Icon Mining
David’s post about alternative icons inspired me to re-post a tip that I originally wrote for Publicious a while back. It’s a tip for anyone who has to put together presentations or materials about InDesign (or other software) and wants to have perfect icons for their visuals.
On the Mac, you can go icon mining by right/ctrl-clicking on an application icon and choosing Show Package Contents from the menu. This works for pretty much any application, not just InDesign.
When you do this, the application opens like a folder and you can see all the bits and pieces that make up its interface.
Find a folder called Contents. It shouldn’t be too hard. Open it, then look for another folder called Resources.
Inside Resources you will find all the little picture files and icons that the application uses. For some apps, there will be more than a thousand (I’m looking at you, Microsoft Word). The .icns are the big juicy icon files. InDesign CS4 has 113 of ‘em, some of which I’ve never seen in day-to-day usage.

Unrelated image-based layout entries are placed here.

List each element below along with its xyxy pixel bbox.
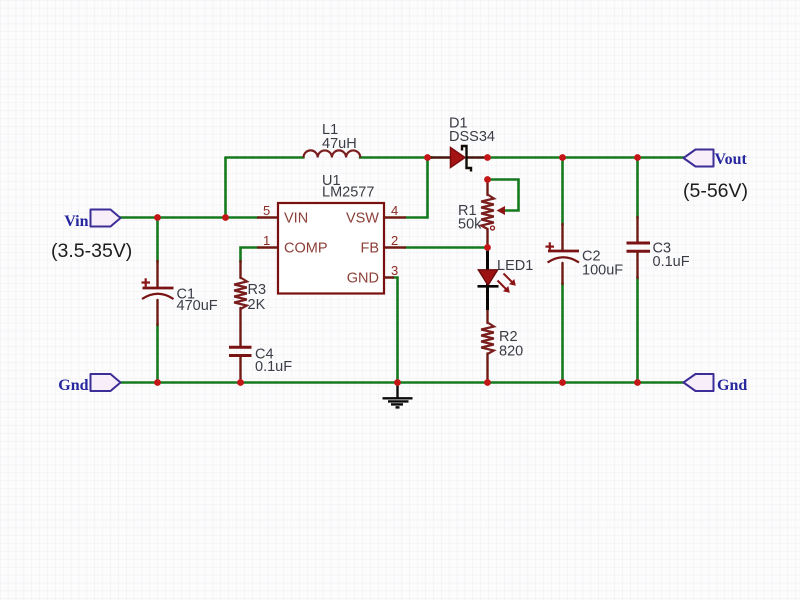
port Vout: [684, 150, 714, 167]
svg-text:2K: 2K: [248, 297, 266, 313]
svg-text:LM2577: LM2577: [322, 185, 374, 201]
capacitor C3 0.1uF: [627, 243, 651, 251]
capacitor C1 (polarized 470uF): [142, 278, 174, 299]
wire ground rail: [120, 381, 684, 384]
svg-text:1: 1: [263, 233, 270, 248]
wire R1 wiper tap: [488, 180, 519, 211]
junction gnd U1: [394, 379, 401, 386]
svg-text:0.1uF: 0.1uF: [255, 359, 292, 375]
pin stub R2 top: [486, 308, 488, 323]
pin stub C4 bottom: [239, 357, 241, 383]
wire top rail D1 cathode to Vout port: [485, 156, 684, 159]
junction C3 top: [634, 154, 641, 161]
LED LED1: [478, 248, 516, 311]
svg-text:Vout: Vout: [715, 151, 748, 168]
svg-text:50k: 50k: [458, 217, 482, 233]
svg-text:Gnd: Gnd: [717, 377, 747, 394]
pin stub C1 bottom: [156, 300, 158, 325]
wire C2 bottom: [561, 283, 564, 383]
wire C3 bottom: [636, 277, 639, 383]
svg-text:FB: FB: [360, 241, 379, 257]
ground symbol: [383, 383, 413, 407]
svg-text:5: 5: [263, 203, 270, 218]
wire GND pin drop: [393, 278, 398, 383]
resistor R3: [234, 278, 247, 310]
svg-text:820: 820: [499, 344, 523, 360]
junction Vin/C1: [154, 214, 161, 221]
junction VSW/top rail: [424, 154, 431, 161]
capacitor C4 0.1uF: [229, 347, 252, 355]
svg-text:VSW: VSW: [346, 211, 379, 227]
svg-text:VIN: VIN: [284, 211, 308, 227]
wire C3 top: [636, 158, 639, 219]
wire FB to divider: [405, 246, 488, 249]
pin stub D1 anode: [429, 156, 451, 159]
svg-text:100uF: 100uF: [582, 263, 623, 279]
diode D1 (Schottky): [451, 146, 472, 172]
svg-text:(3.5-35V): (3.5-35V): [51, 240, 132, 262]
wire C1 bottom: [156, 324, 159, 383]
junction gnd R2: [484, 379, 491, 386]
svg-text:GND: GND: [347, 271, 379, 287]
svg-text:LED1: LED1: [497, 258, 533, 274]
svg-text:COMP: COMP: [284, 241, 328, 257]
port Gnd left: [91, 374, 121, 391]
wire COMP to R3: [241, 248, 259, 263]
port Vin: [91, 210, 121, 227]
junction gnd C1: [154, 379, 161, 386]
svg-text:0.1uF: 0.1uF: [653, 254, 690, 270]
resistor R2: [481, 323, 494, 355]
wire Vin horizontal rail: [120, 216, 258, 219]
svg-text:4: 4: [391, 203, 398, 218]
pin stub U1 VIN pin 5: [258, 216, 278, 218]
junction gnd C2: [559, 379, 566, 386]
pin stub R2 bottom: [486, 354, 488, 383]
pin stub C3 bottom: [636, 252, 638, 278]
svg-text:470uF: 470uF: [177, 298, 218, 314]
wire C2 top: [561, 158, 564, 226]
junction FB node: [484, 244, 491, 251]
wire C1 top riser: [156, 218, 159, 263]
pin stub U1 COMP pin 1: [258, 246, 278, 248]
pin stub D1 cathode: [467, 156, 486, 159]
pin stub U1 GND pin 3: [384, 276, 393, 278]
svg-text:R3: R3: [248, 282, 267, 298]
pin stub R1 bottom: [486, 229, 488, 248]
junction gnd C4: [237, 379, 244, 386]
pin stub C1 top: [156, 261, 158, 287]
pin stub C2 bottom: [561, 263, 563, 284]
junction gnd C3: [634, 379, 641, 386]
resistor R1 (potentiometer 50k): [481, 195, 505, 231]
svg-text:2: 2: [391, 233, 398, 248]
svg-text:47uH: 47uH: [322, 136, 357, 152]
pin stub U1 VSW pin 4: [384, 216, 405, 218]
junction R1 top tap: [484, 176, 491, 183]
wire top rail L1 to D1: [360, 156, 432, 159]
svg-text:3: 3: [391, 263, 398, 278]
wire top rail left of L1: [226, 156, 304, 159]
pin stub C3 top: [636, 217, 638, 242]
junction D1 cathode: [484, 154, 491, 161]
wire R3 to C4: [239, 308, 241, 346]
capacitor C2 (polarized 100uF): [546, 242, 580, 262]
svg-text:(5-56V): (5-56V): [683, 180, 748, 202]
op-amp U1 LM2577 body: [278, 203, 384, 294]
inductor L1: [304, 150, 361, 157]
pin stub R1 top: [486, 180, 488, 196]
pin stub U1 FB pin 2: [384, 246, 405, 248]
svg-text:Gnd: Gnd: [58, 377, 88, 394]
svg-text:DSS34: DSS34: [449, 129, 495, 145]
svg-text:Vin: Vin: [64, 213, 88, 230]
junction C2 top: [559, 154, 566, 161]
wire VSW riser: [405, 158, 428, 218]
junction Vin/L1: [222, 214, 229, 221]
port Gnd right: [684, 374, 714, 391]
pin stub C2 top: [561, 224, 563, 250]
wire L1 branch riser: [224, 158, 227, 218]
pin stub R3 top: [239, 261, 241, 278]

When you find something you like, be sure to COPY it to a new location, otherwise you may find the application gets very upset when it goes looking for a resource that isn’t there. You’ll be in violation of InDesign’s EULA, sirens will go off, and the police will break down your door and force you to trade your copy of InDesign for that Quoin thing David was looking for last month. So copy the icon, OK?
You can’t open .icns files with Photoshop, but Apple’s Preview works like a charm. Open the drawer attached to the right side of the window and you can see all the variants of the icon.
Select the one you want and save it as a PNG. That will preserve any transparency and drop shadows. For example, the letters in the InDesign logo will retain their transparency.

From here, you can save it as a PSD, place it in InDesign, etc.




very very nice!
Thanks a lot.
Unless I’m very much mistaken, those icons are usually inside a program’s .exe file (indesign.exe, photoshop.exe, illustrator.exe, etc.) on Windows and they can be extracted and saved as bitmap files using a freeware or paid icon editor/extractor available on the web.
Any concern about printing Adobe’s copyrighted logos after extracting them this way?
Roland-
Thanks for the info on the PC side.
David-
Good question. I just thought of it as a better version of a screen shot, but maybe I’m wrong. IMO, using it unaltered in slides and training handouts promoting the use of InDesign doesn’t seem like an abuse. If anything, it makes their logo look better. But lawyers sometimes see things differently. I’d be curious to hear what someone who deals with permissions and copyright would say about this technique, compared to the use of screen shots, etc.
I do wish that IDSecret’s authors would, in the heading or summary on the homepage, state that their piece is Mac-only — or PC-only. To only find out — by reading the whole piece — that my platform is not being discussed at all in the article is rather annoying. Please consider this point in future postings.
Klaus-
Mea culpa. I’ll be sure to say so in the excerpt from now on.